Ook kunst zal het uiteindelijk verliezen van de tijd
Kiedes van Wouden schrijft over de thematentoonstelling “Beating Time” in het Bonnefantenmuseum.
‘Kunst verslaat de tijd’, met die uitspraak van het Bonnefantenmuseum ben ik het niet eens. Ook kunst zal het uiteindelijk – hoe lang het in sommige gevallen ook moge duren – verliezen van de tijd. Kunst is onvermijdelijk onderhevig aan de tijd, het is immers onderdeel van deze aarde. Maar, kunstwerken kunnen ons wel onthaasten, ons doen afvragen of er iets bestaat dat eeuwig is en blijft, ons de tijd voor een moment laten vergeten of ons bewust maken van het fenomeen tijd. In het Bonnefantenmuseum gebeurt dat in meer en mindere mate.

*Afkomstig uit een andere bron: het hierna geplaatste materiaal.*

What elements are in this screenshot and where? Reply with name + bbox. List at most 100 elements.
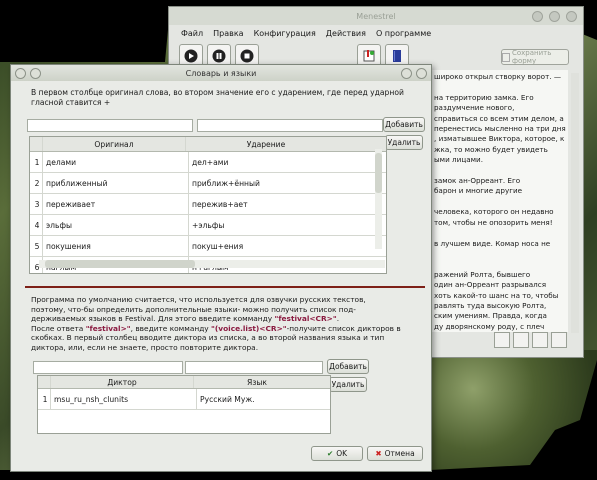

Het Maastrichtse museum brengt in de thematentoonstelling Beating Time werken uit de collectie samen die zich op wat voor manier dan ook verhouden tot het fenomeen tijd. Voor de tentoonstelling zijn werken van internationaal gevestigde kunstenaars (Sol LeWitt, Neo Rauch, Luc Tuymans, Richard Long) gecombineerd met werken van (outsider)kunstenaars die in Maastricht werkzaam zijn of waren (Toon Tersas, Chantal le Doux, R.W. Beerens, Marianne van der Heijden). En omdat tijd de enige gemeenschappelijke deler is zien we werken van verschillende formaten, abstract en figuratief werk, sculpturen, video’s, tekeningen en schilderijen. De tentoonstelling kauwt niets voor: hij daagt de bezoeker uit zelf na te denken over wat de werken hem vertellen over de tijd.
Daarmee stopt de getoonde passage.